Indigenous Student Recruitment: Are We Setting Indigenous Students Up To Fail?
June 5, 2019, 1:30 PM EST
Indigenous Student Programs Coordinator
University of British Columbia
Savanah Knockwood is the Indigenous Student Programs Coordinator at the Centre for Excellence in Indigenous Health at the University of British Columbia. In her role she leads the student pillar, where she focuses on Indigenous student recruitment and retention initiatives for health science programs at UBC.
The goal of her work is to increase Indigenous student participation in health science programs, to promote successful student recruitment and retention initiatives, and to increase the number of Indigenous health care professionals working in all sectors.
Previously she worked with the UBC Faculty of Arts Aboriginal Student Affairs team where she promoted and supported Aboriginal student success, the Women’s Issues Branch with the Government of New Brunswick where she authored a fact sheet about violence against Aboriginal women, and as a research assistant with the Native Studies Department at St. Thomas University.
She received her Bachelor of Arts in Asian Studies and International Relations from the University of British Columbia, and is a member is a member of the Mi’kmaq First Nation.
Since the release of the Truth and Reconciliation Commission's (TRC) Calls to Action in June of 2015, there has been increased interest in recruiting Indigenous students to post-secondary institutions. Indigenous people have lower educational attainment and participation rates than their non-Indigenous counterparts; this gap is especially acute at the degree level.
However, successful recruitment of Indigenous students requires a specialized, targeted, and multi-tiered approach that employs techniques and strategies that can be considered unconventional when compared to working with a general prospective student audience. It also requires a shift in how the institution as a whole orients itself with respect to Indigenous communities and ways of knowing. The institutions and programs we are recruiting Indigenous students to must be prepared to adapt to the unique experiences and perspectives that Indigenous students bring to our campuses to ensure their success.

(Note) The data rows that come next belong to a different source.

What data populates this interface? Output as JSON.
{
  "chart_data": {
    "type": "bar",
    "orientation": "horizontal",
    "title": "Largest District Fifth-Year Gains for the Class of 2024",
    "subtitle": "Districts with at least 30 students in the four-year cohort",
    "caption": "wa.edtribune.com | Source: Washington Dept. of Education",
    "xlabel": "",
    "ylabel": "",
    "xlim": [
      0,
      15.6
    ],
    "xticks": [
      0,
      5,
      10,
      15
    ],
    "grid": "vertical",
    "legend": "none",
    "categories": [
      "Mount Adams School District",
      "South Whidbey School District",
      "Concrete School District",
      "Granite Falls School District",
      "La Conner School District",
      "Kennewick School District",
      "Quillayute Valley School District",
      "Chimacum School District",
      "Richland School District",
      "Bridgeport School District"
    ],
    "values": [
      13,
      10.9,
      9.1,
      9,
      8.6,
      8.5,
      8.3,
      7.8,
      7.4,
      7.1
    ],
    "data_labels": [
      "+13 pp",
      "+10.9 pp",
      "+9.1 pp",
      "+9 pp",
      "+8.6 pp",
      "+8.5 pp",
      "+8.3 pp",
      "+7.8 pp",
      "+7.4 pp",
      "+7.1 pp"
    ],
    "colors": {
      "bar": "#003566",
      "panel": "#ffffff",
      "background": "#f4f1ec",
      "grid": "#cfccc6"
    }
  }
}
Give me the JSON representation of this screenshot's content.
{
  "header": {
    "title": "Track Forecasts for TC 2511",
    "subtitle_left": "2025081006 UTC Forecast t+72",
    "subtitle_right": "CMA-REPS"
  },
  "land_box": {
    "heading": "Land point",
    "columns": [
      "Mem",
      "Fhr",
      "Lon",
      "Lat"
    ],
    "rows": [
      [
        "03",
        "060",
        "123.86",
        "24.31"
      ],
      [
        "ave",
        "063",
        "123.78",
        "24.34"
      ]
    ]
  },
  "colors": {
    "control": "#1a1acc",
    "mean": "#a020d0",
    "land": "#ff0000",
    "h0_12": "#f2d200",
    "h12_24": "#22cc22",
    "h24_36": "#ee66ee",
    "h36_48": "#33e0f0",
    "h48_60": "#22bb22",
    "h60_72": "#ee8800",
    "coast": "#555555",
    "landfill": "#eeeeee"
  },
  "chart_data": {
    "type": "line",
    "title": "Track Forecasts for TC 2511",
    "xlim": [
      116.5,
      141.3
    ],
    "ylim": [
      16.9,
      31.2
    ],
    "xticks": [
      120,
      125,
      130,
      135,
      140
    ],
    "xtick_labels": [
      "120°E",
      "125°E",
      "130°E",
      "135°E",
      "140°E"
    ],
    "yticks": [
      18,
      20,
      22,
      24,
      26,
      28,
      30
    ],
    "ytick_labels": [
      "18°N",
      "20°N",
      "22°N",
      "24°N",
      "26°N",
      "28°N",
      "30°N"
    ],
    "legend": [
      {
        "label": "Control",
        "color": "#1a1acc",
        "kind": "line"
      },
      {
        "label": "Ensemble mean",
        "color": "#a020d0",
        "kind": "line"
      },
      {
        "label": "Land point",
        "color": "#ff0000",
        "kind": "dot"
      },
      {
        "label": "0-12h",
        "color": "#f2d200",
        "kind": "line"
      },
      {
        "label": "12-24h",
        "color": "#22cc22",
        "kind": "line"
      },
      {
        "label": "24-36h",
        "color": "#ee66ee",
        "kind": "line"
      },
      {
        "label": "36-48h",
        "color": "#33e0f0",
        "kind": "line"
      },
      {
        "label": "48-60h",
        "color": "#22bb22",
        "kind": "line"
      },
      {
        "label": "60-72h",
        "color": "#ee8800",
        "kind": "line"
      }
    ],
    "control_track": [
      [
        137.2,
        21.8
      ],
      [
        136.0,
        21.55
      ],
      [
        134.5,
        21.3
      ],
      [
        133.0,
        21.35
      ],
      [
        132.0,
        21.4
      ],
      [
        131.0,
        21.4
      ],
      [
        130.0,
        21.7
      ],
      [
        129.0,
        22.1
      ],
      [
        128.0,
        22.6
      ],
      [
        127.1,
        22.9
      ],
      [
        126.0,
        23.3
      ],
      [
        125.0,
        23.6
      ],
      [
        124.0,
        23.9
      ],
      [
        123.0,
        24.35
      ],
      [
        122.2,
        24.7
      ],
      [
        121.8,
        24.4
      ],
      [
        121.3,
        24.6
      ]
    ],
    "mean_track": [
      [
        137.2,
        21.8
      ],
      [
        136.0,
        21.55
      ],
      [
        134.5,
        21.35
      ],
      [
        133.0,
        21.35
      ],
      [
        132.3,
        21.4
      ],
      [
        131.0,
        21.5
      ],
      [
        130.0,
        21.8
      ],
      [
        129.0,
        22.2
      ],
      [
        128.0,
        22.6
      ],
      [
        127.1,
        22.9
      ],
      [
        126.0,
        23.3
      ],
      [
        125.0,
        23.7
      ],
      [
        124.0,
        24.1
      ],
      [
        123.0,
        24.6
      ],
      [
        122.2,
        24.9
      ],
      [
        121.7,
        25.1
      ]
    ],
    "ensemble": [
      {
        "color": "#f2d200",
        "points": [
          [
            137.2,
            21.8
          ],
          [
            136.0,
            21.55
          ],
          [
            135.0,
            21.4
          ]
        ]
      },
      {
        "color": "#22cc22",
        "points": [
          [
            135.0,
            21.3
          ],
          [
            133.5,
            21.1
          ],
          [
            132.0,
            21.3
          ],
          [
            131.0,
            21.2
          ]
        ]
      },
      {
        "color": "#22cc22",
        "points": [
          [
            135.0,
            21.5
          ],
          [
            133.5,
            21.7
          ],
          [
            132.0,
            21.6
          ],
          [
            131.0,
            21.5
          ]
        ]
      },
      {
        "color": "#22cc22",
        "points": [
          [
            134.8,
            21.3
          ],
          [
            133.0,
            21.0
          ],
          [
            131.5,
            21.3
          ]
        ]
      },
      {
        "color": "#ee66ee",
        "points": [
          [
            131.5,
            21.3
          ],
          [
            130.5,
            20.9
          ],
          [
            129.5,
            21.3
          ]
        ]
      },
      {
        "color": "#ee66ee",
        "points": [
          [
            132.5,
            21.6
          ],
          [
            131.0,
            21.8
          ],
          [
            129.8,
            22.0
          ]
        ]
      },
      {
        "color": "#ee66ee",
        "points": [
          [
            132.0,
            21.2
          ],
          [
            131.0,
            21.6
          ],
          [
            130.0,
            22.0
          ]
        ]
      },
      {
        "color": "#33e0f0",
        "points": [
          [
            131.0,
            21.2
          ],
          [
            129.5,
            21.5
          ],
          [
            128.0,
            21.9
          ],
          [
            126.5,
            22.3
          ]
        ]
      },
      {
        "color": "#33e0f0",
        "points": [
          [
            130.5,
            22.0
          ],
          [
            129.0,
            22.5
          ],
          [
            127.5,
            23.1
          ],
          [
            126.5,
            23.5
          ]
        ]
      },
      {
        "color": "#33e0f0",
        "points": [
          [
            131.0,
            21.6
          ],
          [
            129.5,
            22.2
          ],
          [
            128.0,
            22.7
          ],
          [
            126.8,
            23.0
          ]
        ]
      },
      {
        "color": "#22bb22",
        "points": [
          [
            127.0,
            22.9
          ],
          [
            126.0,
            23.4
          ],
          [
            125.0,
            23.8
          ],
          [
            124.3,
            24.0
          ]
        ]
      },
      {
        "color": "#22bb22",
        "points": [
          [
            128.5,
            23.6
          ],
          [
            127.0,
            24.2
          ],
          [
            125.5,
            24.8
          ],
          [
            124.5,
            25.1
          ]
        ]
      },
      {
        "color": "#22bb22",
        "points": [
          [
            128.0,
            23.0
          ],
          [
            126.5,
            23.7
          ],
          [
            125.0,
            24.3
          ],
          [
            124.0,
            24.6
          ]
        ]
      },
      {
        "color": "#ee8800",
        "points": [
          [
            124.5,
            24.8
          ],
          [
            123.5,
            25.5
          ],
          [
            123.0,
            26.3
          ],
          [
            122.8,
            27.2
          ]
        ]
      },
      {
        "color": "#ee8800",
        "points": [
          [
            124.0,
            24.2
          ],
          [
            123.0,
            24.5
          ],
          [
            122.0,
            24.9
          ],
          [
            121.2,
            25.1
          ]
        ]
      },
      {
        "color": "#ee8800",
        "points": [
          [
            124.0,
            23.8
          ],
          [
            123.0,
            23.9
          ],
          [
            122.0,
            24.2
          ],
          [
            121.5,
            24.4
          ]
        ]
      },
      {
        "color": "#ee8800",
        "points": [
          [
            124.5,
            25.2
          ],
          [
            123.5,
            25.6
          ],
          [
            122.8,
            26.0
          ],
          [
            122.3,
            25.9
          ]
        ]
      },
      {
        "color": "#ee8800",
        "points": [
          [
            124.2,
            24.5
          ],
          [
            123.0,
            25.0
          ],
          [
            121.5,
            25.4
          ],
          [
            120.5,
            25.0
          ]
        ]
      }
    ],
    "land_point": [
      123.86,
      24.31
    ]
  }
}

In her work as the Indigenous Student Programs Coordinator with the Centre for Excellence in Indigenous Health, Savanah Knockwood’s portfolio encompasses Indigenous student recruitment and retention initiatives for health science programs at the University of British Columbia. She created a theory of “holistic recruitment”, which outlines key areas of focus that need to be targeted to successfully recruit and retain, Indigenous students that can be applied to any program.
In this webinar attendees will learn about the historical context of Indigenous peoples and their relationship with Canada as it informs the theory of “holistic recruitment”, examples of successful recruitment and retention programs and initiatives as evidenced at the University of British Columbia, and how to best utilize the strengths of our institutions and communities to build relationships, partnerships, programs, and strategies that will promote excellence for our newly recruited Indigenous students.
Comments From Previous Presentation Attendees
(Gathered anonymously from SEMM Forum 2018 app feedback)
"Inspirational and thoughtful. Gave me some good ideas in how to approach my world with indigenous students. Thank you for your presentation!"
"Speaker is passionate and knowledgeable about topic. She did a good job laying a foundation."
"Good conversation around considerations for indigenous students and recruitment."
"Thank you for an inspiring presentation. Your passion is contagious."
"Speaker passionate and knowledgeable about topic. Did good job laying a foundation."
"Great content. Gave great suggestions to improve indigenous relationships."